カール・セイヤー教授(写真:TTXVN) |
これは、10月25日と26日の両日、ハノイで開催される国連サイバー犯罪対策条約の署名開放式を前に、オーストラリア国防アカデミー所属ニューサウスウェールズ大学のカール・セイヤー教授が示した見解です。
カール・セイヤー教授によりますと、現在、サイバー犯罪は各国が直面する脅威のリストでトップに立っており、従来のハッカー集団だけでなく、AI=人工知能によって強化され、防御システムに適応できる能力を持っています。そのため、蔓延するサイバー犯罪は経済に甚大な被害をもたらしていると指摘しました。また、カール・セイヤー教授は、このような状況の中で、「ハノイ条約」の誕生は特に重要な意義がある。これは、国境を越える問題に対処する過去20年間で初の国連条約であると明らかにしました。
国連のデータによりますと、過去10年間でサイバー犯罪による被害額は3兆ドルから9兆ドルへ増加し、3倍になりました。
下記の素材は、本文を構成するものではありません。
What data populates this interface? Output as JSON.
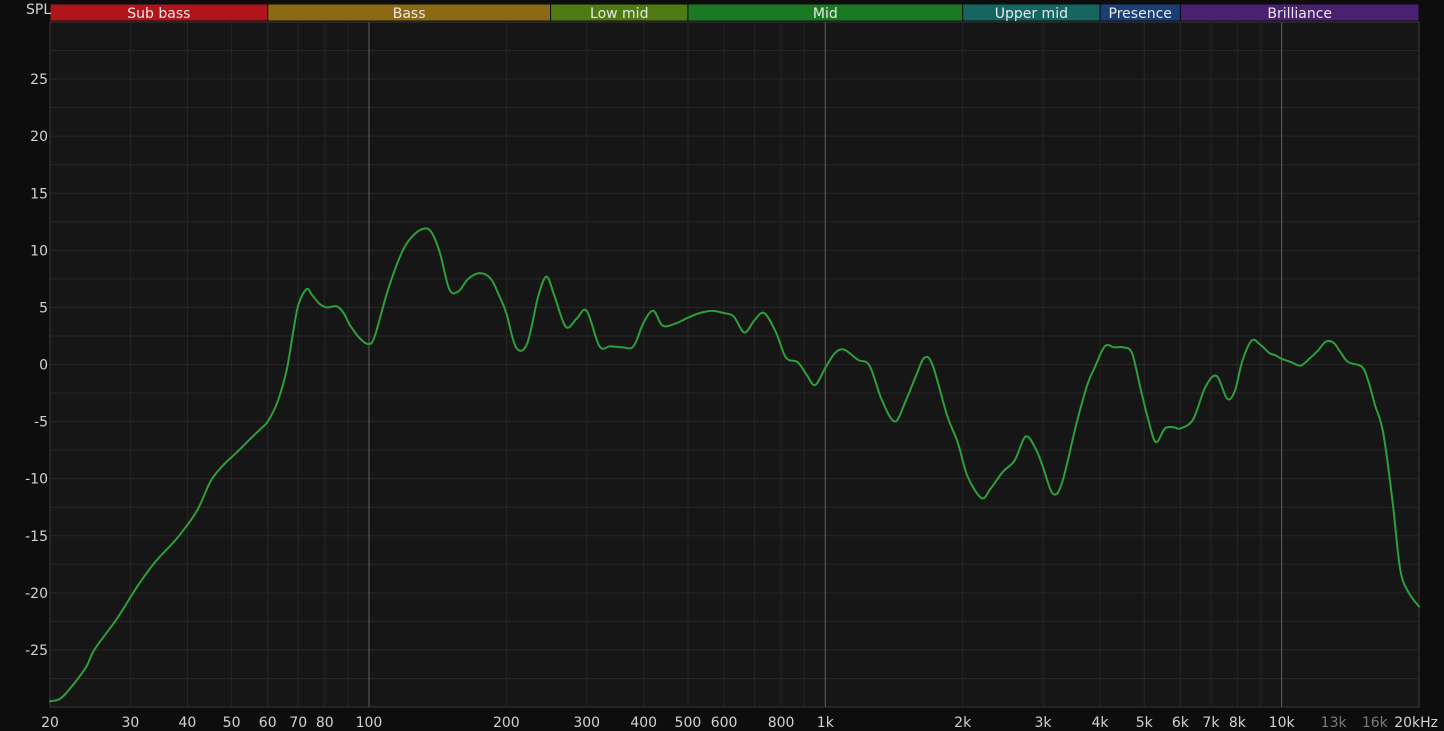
{
  "chart_data": {
    "type": "line",
    "ylabel": "SPL",
    "xscale": "log",
    "xlim": [
      20,
      20000
    ],
    "ylim": [
      -30,
      30
    ],
    "yticks": [
      25,
      20,
      15,
      10,
      5,
      0,
      -5,
      -10,
      -15,
      -20,
      -25
    ],
    "xticks": [
      {
        "value": 20,
        "label": "20"
      },
      {
        "value": 30,
        "label": "30"
      },
      {
        "value": 40,
        "label": "40"
      },
      {
        "value": 50,
        "label": "50"
      },
      {
        "value": 60,
        "label": "60"
      },
      {
        "value": 70,
        "label": "70"
      },
      {
        "value": 80,
        "label": "80"
      },
      {
        "value": 100,
        "label": "100"
      },
      {
        "value": 200,
        "label": "200"
      },
      {
        "value": 300,
        "label": "300"
      },
      {
        "value": 400,
        "label": "400"
      },
      {
        "value": 500,
        "label": "500"
      },
      {
        "value": 600,
        "label": "600"
      },
      {
        "value": 800,
        "label": "800"
      },
      {
        "value": 1000,
        "label": "1k"
      },
      {
        "value": 2000,
        "label": "2k"
      },
      {
        "value": 3000,
        "label": "3k"
      },
      {
        "value": 4000,
        "label": "4k"
      },
      {
        "value": 5000,
        "label": "5k"
      },
      {
        "value": 6000,
        "label": "6k"
      },
      {
        "value": 7000,
        "label": "7k"
      },
      {
        "value": 8000,
        "label": "8k"
      },
      {
        "value": 10000,
        "label": "10k"
      },
      {
        "value": 13000,
        "label": "13k",
        "dim": true
      },
      {
        "value": 16000,
        "label": "16k",
        "dim": true
      },
      {
        "value": 20000,
        "label": "20kHz"
      }
    ],
    "bands": [
      {
        "name": "Sub bass",
        "from": 20,
        "to": 60,
        "color": "#b0151c"
      },
      {
        "name": "Bass",
        "from": 60,
        "to": 250,
        "color": "#8c6a14"
      },
      {
        "name": "Low mid",
        "from": 250,
        "to": 500,
        "color": "#4f7a14"
      },
      {
        "name": "Mid",
        "from": 500,
        "to": 2000,
        "color": "#1a7a24"
      },
      {
        "name": "Upper mid",
        "from": 2000,
        "to": 4000,
        "color": "#156660"
      },
      {
        "name": "Presence",
        "from": 4000,
        "to": 6000,
        "color": "#1a3f78"
      },
      {
        "name": "Brilliance",
        "from": 6000,
        "to": 20000,
        "color": "#4a2070"
      }
    ],
    "line_color": "#2e9e3a",
    "grid": true,
    "series": [
      {
        "x": [
          20,
          21,
          22,
          24,
          25,
          28,
          31,
          34,
          38,
          42,
          45,
          48,
          51,
          55,
          58,
          60,
          63,
          66,
          68,
          70,
          73,
          75,
          78,
          81,
          85,
          88,
          91,
          96,
          100,
          103,
          110,
          118,
          125,
          132,
          137,
          143,
          150,
          157,
          165,
          175,
          185,
          193,
          200,
          210,
          222,
          235,
          245,
          255,
          270,
          285,
          300,
          320,
          338,
          360,
          380,
          400,
          420,
          440,
          470,
          500,
          530,
          565,
          600,
          630,
          665,
          700,
          735,
          780,
          820,
          870,
          910,
          950,
          1000,
          1050,
          1100,
          1180,
          1250,
          1330,
          1420,
          1500,
          1580,
          1650,
          1720,
          1850,
          1950,
          2050,
          2200,
          2300,
          2450,
          2600,
          2750,
          2900,
          3000,
          3150,
          3300,
          3550,
          3750,
          3900,
          4100,
          4300,
          4500,
          4700,
          4900,
          5100,
          5300,
          5550,
          5800,
          6000,
          6400,
          6800,
          7200,
          7600,
          7900,
          8200,
          8600,
          9000,
          9400,
          9700,
          10000,
          10500,
          11000,
          11500,
          12000,
          12500,
          13000,
          13500,
          14000,
          15000,
          15500,
          16000,
          16700,
          17500,
          18200,
          19000,
          20000
        ],
        "y": [
          -29.5,
          -29.3,
          -28.5,
          -26.5,
          -25.0,
          -22.3,
          -19.5,
          -17.3,
          -15.2,
          -12.8,
          -10.2,
          -8.8,
          -7.8,
          -6.5,
          -5.6,
          -5.0,
          -3.3,
          -0.5,
          2.5,
          5.2,
          6.6,
          6.1,
          5.3,
          5.0,
          5.1,
          4.5,
          3.4,
          2.2,
          1.8,
          2.5,
          6.5,
          9.8,
          11.3,
          11.9,
          11.6,
          9.8,
          6.6,
          6.4,
          7.5,
          8.0,
          7.5,
          6.0,
          4.5,
          1.5,
          1.8,
          6.0,
          7.7,
          6.0,
          3.3,
          4.0,
          4.7,
          1.6,
          1.6,
          1.5,
          1.6,
          3.7,
          4.7,
          3.4,
          3.6,
          4.1,
          4.5,
          4.7,
          4.5,
          4.2,
          2.8,
          3.9,
          4.5,
          2.8,
          0.6,
          0.2,
          -0.9,
          -1.8,
          -0.3,
          1.0,
          1.3,
          0.4,
          -0.1,
          -3.1,
          -5.0,
          -3.2,
          -1.0,
          0.6,
          -0.1,
          -4.5,
          -6.8,
          -9.8,
          -11.7,
          -10.9,
          -9.4,
          -8.4,
          -6.3,
          -7.5,
          -9.0,
          -11.3,
          -10.4,
          -5.2,
          -1.8,
          -0.2,
          1.6,
          1.5,
          1.5,
          1.0,
          -2.0,
          -4.8,
          -6.8,
          -5.6,
          -5.5,
          -5.6,
          -4.8,
          -2.0,
          -1.0,
          -3.0,
          -2.3,
          0.3,
          2.1,
          1.7,
          1.0,
          0.8,
          0.5,
          0.2,
          -0.1,
          0.5,
          1.2,
          2.0,
          1.9,
          1.0,
          0.2,
          -0.2,
          -1.5,
          -3.5,
          -6.0,
          -12.0,
          -18.0,
          -20.0,
          -21.2
        ]
      }
    ]
  }
}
特にAIの普及など情報技術デバイスの爆発的な増加により、来年には14兆ドルに達すると予測されています。
カール・セイヤー教授は、サイバーセキュリティ能力において、ベトナムは世界の194カ国中17位にランクされています。そのため、ベトナムがこの分野で主導的な役割を果たすことができるとの見解を明らかにしました。
さらに、同教授は、このイベントはベトナムの正しい多国間外交政策の成果であり、ベトナムはこれを機に国際協力を強化し、サイバー犯罪対策の対応効果を高める必要があると強調しました。